Of course, it is likely that Yeltsin’s team also fiddled the results. In 2011, Michael Meadowcroft, the head of the OSCE’s election-monitoring mission in Russia in 1996, reported that both the OSCE and EU authorities pressured him to ignore election irregularities, and that EU officials suppressed a report about manipulation of the media. In 2012, then Russian President Dmitry Medvedev said of the 1996 election, “There is hardly any doubt who won. It was not Boris Nikolaevich Yeltsin.” In response, Anatoly Chubais, who headed Yeltsin’s re-election campaign, admitted that there had been frauds, but said they were not sufficient to change the election result.
Incidentally, Chubais resigned recently from his post of Kremlin adviser, in opposition to the current conflict in Ukraine. He first gained notoriety for introducing Yeltsin’s unpopular “voucher privatisation” programme in 1992.
In 1999, Yeltsin appointed Putin as his prime minister. And, of course, Putin himself has further reason to be grateful to western interference in Russia. Sir Richard Dearlove, head of Britain’s Secret Intelligence Service (MI6) in 1999-2004, admitted collaborating with Putin’s presidential election campaign in 2000. Then British PM Tony Blair attended state functions with Putin prior to the election. He would scarcely have done so without an OK from the White House.
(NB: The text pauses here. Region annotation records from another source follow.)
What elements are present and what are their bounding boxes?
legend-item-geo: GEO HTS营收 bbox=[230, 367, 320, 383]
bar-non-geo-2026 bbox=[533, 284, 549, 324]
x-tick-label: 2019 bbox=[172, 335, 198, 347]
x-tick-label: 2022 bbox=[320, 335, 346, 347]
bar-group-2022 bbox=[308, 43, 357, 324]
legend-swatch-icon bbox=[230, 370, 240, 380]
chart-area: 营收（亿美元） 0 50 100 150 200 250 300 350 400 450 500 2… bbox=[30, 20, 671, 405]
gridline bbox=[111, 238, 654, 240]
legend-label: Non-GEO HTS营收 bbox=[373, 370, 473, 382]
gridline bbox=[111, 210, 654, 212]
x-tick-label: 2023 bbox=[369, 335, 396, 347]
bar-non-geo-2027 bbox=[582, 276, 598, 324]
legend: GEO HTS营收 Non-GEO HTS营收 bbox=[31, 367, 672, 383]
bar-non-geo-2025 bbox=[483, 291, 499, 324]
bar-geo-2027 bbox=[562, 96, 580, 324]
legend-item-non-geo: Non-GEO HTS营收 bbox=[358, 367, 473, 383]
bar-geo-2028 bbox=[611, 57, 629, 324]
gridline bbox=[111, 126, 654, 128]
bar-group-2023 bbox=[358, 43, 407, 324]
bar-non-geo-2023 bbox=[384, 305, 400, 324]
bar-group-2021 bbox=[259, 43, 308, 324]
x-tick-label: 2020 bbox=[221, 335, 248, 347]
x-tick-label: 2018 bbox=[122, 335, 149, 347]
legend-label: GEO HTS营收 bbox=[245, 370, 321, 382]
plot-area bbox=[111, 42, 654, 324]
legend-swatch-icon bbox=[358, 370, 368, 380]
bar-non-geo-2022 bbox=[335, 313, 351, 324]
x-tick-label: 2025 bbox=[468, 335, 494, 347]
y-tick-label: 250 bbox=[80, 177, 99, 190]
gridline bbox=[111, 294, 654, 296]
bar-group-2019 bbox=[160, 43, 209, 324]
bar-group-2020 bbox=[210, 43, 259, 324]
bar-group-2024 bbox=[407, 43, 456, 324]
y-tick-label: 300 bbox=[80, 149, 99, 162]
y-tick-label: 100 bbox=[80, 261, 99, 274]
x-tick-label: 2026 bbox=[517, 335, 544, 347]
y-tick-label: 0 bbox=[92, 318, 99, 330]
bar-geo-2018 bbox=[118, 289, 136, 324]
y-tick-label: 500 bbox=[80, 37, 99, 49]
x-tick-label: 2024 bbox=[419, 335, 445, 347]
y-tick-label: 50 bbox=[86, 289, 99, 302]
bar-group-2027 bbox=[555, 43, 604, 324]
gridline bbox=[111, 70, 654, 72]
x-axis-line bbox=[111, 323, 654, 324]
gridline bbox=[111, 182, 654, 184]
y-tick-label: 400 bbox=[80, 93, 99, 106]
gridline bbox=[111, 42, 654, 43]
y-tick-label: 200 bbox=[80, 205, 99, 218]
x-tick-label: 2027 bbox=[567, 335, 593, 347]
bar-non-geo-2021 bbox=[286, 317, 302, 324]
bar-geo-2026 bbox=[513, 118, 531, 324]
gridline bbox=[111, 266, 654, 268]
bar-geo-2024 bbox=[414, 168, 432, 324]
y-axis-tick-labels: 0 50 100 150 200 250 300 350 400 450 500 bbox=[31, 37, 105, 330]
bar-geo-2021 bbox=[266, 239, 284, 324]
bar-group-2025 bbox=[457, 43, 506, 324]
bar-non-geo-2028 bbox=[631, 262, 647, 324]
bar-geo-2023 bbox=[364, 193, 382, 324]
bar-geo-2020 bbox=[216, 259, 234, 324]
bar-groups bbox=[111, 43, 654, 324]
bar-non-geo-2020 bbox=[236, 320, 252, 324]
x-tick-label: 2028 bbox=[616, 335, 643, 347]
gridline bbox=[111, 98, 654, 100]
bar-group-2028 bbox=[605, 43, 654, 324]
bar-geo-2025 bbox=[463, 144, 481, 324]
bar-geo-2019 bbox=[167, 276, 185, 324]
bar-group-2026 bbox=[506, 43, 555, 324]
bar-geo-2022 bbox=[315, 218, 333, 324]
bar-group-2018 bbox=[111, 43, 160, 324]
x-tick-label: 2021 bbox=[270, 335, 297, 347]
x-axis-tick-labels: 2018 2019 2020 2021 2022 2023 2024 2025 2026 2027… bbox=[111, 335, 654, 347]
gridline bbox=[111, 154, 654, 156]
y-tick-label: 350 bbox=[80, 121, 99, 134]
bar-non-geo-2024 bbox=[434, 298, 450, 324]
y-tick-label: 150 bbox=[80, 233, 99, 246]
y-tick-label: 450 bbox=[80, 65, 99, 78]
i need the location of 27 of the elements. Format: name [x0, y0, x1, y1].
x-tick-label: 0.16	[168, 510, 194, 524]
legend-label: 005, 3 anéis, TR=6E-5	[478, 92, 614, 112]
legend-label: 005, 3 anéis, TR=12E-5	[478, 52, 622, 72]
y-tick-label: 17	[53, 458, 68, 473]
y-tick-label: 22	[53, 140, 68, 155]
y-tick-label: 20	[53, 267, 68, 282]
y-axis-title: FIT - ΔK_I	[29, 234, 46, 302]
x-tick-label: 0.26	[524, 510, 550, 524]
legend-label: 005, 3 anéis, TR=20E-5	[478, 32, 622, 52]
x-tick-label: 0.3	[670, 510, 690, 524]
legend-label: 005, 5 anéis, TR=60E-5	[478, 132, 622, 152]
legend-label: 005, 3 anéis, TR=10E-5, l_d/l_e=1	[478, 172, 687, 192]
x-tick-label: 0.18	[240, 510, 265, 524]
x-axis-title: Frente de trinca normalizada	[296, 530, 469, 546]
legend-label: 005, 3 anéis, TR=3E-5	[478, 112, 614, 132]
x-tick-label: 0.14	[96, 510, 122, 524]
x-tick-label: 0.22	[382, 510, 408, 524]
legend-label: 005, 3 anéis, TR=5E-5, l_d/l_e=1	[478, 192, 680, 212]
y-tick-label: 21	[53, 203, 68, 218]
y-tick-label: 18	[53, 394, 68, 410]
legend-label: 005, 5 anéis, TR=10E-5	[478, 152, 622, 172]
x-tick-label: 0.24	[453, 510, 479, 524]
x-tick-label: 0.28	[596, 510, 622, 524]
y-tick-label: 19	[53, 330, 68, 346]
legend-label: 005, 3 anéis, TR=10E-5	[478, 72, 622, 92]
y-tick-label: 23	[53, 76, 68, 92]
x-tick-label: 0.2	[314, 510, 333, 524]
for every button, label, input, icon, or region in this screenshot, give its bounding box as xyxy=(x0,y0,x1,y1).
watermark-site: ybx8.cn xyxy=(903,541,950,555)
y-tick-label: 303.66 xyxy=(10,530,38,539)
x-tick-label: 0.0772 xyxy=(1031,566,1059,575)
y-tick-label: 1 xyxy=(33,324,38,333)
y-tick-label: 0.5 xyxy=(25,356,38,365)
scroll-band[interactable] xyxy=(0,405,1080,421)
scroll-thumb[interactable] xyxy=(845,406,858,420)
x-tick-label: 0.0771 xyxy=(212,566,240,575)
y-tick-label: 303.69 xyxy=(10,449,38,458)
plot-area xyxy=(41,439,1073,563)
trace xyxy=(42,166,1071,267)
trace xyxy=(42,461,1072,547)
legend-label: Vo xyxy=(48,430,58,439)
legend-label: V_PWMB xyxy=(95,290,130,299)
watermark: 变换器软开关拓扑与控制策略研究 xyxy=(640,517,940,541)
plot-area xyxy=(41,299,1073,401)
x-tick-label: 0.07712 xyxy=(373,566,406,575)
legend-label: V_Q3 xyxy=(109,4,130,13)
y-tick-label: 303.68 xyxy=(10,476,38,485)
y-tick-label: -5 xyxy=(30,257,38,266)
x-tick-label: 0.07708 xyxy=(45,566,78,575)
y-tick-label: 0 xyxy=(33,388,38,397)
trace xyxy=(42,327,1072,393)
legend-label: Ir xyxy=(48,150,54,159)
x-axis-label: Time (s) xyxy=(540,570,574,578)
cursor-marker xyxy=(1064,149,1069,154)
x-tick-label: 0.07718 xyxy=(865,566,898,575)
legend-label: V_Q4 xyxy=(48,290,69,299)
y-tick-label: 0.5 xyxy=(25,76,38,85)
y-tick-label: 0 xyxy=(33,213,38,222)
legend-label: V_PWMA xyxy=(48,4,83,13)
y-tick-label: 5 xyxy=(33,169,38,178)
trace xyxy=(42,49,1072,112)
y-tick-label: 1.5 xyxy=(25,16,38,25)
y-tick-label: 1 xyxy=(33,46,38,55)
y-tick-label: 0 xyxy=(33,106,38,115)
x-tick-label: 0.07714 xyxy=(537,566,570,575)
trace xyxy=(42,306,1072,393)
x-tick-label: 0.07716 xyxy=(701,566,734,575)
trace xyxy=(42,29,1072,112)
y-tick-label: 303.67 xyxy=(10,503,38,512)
“Putin has enormous potential, I think,” US President Bill Clinton had told him in 1999. “I think he’s very smart and thoughtful. I think we can do a lot of good with him.”
“I believe that Vladimir Putin is a leader,” Blair said at the time of his visit, “who is ready to embrace a new relationship with the European Union and the United States, who wants a strong and modern Russia and a strong relationship with the West… It is necessary to be a strong leader to sort his country out.”Blair’s assessment was probably about correct. However, a vast gap existed between what Putin considered a new relationship – dialogue between equals – and the West’s concept of Putin as a lackey. Putin was willing to play along, for example, sending emissaries to Baghdad in 2003 to beg Iraqi president Saddam Hussein to go into exile. However, Iraq was also a turning point. Putin found he had to balance his wish to foster Russia’s nascent rapport with the USA against Russia’s interests, as well as his personal ambitions: he could hardly support a war opposed by nine out of ten Russians. As Russia regained strength, Putin’s course became more independent of the West.
And therein lies Putin’s great crime. The West’s reaction is not unlike that of Charlesworth the Struldbrug in Pohl and Kornbluth’s Gladiator-at-law: “We hate you, Mundin. You said we were not God Almighty.”